Si no hay una palabra que defina este estado en la mente y el cuerpo de las mujeres después del parto se empieza a crear una cadena fatal que va desde la falta de estudio e investigación, la falta de un plan médico probado para tratar esta emergencia médica y, como último, no hay bases sustentables para la defensa de sucesos catastróficos como el caso de Lindsay Clancy.
Expertas en el campo de la psiquiatría reproductiva afirman que la depresión posparto es un estado fluctuante y muy volátil, que puede empezar con tristeza o ansiedad y que en cualquier momento puede transformarse en un estado delirante psicótico difícil de controlar. Se presentan alucinaciones, estados delirantes y un estado mental parecido a la esquizofrenia.
Lo único que se sabe de este estado es que la caída hormonal (y los antecedentes mentales de la paciente) pueden derivar hasta un estado psicótico. A falta de estudio, no hay tratamientos protocolarios, por lo cual, el más aceptado es el litio, la terapia electroconvulsiva y los medicamentos antipsicóticos.
El juicio de Lindsay Clancy; una oportunidad para hablar de salud mental femenina

La mañana de este viernes el caso de Lindsay Clancy volvió a retomarse en los medios debido a que se presentaron irregularidades y el jurado no llegó a una decisión unánime, por lo cual, se declaró un juicio nulo.
En términos legales, la anulación de un juicio ocurre cuando un proceso judicial se interrumpe y queda sin validez legal antes de que se emita un veredicto definitivo; es decir, el jurado llegó a un punto muerto.
Esto no significa que Lindsay sea declarada “inocente”. Simplemente borra el proceso actual. Llegados a este punto, la Fiscalía aún puede iniciar un nuevo juicio con un jurado distinto.
Esto sucedió porque durante el juicio se han presentado expertos y otros médicos alegando que el estado mental de Lindsay al momento de la tragedia era estable, es decir, Lindsay era capaz de reconocer el “bien ” y el “mal”.
Lindsay jamás ha negado el asesinato de sus hijos, pero ella y su defensa rechazan la acusación de “triple homicidio en primer grado”.
Al momento, Lindsay, parapléjica después del intento de suicidio, permanece en custodia psiquiátrica mientras su abogado apela a la “ley de la duda razonable” y la Fiscalía decide si se inicia un nuevo juicio.

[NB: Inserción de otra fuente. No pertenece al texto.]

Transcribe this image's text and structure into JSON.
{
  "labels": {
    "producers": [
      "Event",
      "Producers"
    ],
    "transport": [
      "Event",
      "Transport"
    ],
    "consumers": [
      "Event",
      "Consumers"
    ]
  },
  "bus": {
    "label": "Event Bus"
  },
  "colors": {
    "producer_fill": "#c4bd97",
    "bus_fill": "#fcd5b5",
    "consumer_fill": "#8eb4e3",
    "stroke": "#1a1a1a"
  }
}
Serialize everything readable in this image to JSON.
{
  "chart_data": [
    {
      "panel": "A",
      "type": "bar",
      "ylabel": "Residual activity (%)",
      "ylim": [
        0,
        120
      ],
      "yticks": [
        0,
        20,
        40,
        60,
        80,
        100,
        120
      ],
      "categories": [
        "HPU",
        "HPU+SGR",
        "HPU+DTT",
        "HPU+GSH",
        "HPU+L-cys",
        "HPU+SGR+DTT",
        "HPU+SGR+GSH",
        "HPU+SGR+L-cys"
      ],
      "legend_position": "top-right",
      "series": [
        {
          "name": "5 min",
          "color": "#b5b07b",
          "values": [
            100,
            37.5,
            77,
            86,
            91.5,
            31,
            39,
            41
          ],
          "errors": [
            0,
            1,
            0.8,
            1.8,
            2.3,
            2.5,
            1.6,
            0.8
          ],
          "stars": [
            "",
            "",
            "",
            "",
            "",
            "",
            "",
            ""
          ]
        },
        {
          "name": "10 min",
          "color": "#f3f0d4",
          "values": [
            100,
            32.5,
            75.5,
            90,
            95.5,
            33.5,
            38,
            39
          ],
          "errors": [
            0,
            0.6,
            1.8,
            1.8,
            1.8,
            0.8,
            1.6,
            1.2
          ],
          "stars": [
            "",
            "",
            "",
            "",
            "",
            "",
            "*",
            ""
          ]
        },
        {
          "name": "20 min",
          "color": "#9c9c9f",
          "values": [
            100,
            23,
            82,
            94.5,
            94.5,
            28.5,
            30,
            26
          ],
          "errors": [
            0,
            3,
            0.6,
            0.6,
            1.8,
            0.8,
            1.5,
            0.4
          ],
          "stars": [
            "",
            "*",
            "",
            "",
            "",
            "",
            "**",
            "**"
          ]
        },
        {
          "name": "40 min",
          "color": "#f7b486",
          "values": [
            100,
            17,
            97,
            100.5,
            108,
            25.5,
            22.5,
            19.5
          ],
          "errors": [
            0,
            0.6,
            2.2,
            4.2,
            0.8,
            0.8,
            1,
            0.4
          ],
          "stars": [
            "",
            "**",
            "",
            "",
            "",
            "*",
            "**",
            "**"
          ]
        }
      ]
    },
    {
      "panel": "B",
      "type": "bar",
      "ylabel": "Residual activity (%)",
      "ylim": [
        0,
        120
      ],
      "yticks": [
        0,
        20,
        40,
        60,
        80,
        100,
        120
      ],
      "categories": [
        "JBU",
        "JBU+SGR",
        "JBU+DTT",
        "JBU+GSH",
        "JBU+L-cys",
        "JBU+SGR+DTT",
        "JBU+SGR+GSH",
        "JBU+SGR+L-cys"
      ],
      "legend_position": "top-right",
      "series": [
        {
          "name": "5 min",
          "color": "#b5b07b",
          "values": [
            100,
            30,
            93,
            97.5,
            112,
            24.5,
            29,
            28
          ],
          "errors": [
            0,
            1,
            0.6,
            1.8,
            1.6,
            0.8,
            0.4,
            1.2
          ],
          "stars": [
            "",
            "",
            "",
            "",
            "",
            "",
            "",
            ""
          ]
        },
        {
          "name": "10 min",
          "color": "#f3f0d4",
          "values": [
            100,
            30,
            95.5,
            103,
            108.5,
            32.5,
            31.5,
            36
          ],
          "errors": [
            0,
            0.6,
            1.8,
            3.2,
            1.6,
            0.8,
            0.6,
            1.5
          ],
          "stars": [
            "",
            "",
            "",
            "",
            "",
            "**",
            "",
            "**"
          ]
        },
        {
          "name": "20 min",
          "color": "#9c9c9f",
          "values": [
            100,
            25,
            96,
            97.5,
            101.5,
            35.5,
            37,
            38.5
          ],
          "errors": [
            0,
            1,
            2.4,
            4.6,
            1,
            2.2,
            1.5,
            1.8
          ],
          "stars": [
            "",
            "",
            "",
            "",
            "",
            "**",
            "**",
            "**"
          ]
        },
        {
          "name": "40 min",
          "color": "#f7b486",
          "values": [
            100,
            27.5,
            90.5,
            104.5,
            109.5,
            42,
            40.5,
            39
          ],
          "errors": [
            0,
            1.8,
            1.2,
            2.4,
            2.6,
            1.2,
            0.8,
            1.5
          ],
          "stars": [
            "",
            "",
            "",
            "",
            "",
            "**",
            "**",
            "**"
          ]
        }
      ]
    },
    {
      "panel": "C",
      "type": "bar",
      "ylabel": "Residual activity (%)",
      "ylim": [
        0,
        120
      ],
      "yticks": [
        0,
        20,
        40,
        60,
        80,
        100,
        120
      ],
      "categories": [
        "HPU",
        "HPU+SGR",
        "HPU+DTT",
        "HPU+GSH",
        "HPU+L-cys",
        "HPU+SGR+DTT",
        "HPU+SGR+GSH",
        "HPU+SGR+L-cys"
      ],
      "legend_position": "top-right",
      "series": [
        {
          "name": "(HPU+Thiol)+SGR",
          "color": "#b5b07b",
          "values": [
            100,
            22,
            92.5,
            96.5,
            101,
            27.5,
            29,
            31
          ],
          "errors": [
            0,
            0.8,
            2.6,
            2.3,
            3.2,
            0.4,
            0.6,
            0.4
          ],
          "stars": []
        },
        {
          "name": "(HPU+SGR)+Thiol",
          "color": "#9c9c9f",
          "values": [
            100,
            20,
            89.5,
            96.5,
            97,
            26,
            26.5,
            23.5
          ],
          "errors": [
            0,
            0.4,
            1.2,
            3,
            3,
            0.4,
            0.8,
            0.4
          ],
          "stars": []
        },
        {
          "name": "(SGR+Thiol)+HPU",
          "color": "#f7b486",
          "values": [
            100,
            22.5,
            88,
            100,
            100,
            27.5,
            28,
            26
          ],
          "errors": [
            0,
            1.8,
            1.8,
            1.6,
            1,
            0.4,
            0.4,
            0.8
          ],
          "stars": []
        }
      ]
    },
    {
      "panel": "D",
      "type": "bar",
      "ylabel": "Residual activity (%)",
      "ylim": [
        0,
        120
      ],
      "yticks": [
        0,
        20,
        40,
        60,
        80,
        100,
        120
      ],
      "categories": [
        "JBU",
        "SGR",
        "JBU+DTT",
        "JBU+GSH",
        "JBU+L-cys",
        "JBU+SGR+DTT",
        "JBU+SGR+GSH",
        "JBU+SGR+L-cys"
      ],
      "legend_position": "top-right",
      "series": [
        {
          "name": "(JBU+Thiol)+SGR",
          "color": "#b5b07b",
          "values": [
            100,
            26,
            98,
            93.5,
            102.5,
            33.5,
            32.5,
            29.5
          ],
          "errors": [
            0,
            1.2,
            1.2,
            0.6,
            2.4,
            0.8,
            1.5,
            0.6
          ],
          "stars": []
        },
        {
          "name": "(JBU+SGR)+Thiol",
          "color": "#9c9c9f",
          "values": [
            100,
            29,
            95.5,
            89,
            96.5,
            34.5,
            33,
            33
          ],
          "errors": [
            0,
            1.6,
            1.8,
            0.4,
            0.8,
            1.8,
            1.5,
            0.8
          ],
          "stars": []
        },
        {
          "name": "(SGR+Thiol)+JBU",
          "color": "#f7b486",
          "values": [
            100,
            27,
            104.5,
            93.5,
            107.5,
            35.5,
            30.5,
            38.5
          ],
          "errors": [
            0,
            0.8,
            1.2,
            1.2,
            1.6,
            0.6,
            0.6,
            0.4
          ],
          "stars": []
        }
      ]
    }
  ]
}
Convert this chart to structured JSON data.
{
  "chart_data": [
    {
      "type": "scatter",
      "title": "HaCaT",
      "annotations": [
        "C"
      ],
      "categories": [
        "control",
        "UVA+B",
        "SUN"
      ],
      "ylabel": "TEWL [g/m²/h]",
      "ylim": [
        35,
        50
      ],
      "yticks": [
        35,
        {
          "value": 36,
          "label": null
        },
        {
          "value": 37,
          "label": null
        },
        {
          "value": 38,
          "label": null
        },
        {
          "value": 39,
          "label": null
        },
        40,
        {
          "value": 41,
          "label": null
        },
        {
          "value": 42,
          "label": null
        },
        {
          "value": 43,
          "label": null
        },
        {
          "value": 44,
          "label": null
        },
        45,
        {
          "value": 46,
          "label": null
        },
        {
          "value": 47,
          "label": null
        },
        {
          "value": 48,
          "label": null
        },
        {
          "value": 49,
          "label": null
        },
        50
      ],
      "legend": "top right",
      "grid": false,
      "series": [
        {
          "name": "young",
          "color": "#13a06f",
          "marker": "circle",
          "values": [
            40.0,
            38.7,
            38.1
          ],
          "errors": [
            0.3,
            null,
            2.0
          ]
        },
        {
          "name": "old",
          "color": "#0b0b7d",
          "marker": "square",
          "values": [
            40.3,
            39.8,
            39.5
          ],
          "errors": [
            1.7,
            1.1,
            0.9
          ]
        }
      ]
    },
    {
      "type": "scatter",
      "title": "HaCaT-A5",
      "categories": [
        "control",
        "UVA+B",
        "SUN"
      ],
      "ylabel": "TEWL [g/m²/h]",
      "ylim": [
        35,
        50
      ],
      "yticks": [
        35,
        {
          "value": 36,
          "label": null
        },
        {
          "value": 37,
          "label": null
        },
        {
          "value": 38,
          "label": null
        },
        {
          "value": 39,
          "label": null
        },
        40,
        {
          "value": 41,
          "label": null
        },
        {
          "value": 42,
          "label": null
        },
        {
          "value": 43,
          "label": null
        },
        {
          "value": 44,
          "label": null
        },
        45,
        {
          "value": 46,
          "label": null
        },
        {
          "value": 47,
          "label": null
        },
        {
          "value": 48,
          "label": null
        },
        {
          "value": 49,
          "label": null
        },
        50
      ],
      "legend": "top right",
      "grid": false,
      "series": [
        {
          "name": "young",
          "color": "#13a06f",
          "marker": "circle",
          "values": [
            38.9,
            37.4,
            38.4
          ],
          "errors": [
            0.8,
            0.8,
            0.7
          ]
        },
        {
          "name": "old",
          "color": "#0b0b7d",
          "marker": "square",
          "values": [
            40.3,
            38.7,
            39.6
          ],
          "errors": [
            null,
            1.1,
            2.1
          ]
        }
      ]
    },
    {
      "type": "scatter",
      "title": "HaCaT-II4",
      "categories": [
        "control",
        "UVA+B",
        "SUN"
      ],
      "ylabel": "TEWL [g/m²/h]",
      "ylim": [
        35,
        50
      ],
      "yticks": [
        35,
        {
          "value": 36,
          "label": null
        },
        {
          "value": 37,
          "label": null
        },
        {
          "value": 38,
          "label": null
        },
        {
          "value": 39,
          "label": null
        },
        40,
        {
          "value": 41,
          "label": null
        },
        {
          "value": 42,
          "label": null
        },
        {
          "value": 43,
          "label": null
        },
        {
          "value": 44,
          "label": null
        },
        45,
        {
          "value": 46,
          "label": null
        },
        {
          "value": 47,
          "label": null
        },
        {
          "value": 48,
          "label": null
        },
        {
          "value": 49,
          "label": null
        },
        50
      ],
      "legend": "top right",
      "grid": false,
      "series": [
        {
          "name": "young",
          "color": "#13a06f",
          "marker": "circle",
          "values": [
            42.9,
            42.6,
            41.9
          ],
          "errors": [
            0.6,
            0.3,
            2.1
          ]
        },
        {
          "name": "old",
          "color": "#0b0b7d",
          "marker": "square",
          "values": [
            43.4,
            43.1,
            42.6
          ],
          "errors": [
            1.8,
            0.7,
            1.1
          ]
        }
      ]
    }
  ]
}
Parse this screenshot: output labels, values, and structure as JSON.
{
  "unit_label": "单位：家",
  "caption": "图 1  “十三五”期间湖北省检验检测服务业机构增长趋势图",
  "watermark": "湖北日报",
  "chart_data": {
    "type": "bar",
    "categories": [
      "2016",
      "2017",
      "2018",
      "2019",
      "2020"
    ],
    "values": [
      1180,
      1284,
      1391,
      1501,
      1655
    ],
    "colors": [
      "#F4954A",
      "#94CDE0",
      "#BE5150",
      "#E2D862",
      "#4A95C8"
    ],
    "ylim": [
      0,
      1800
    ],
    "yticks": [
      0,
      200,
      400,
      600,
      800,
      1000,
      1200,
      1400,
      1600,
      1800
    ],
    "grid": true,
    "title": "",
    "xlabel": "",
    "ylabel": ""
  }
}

Y a todo esto, ¿dónde están los expertos y por qué no se ha seguido peleando por el reconocimiento de la psicosis posparto como una emergencia médica real?
Y el padre, Patrick Clancy, quien después de la tragedia se divorció y a los cuatro meses ya vivía con una nueva pareja, ¿dónde figura en todo este proceso? Porque la paternidad, señoras y señores, es compartida...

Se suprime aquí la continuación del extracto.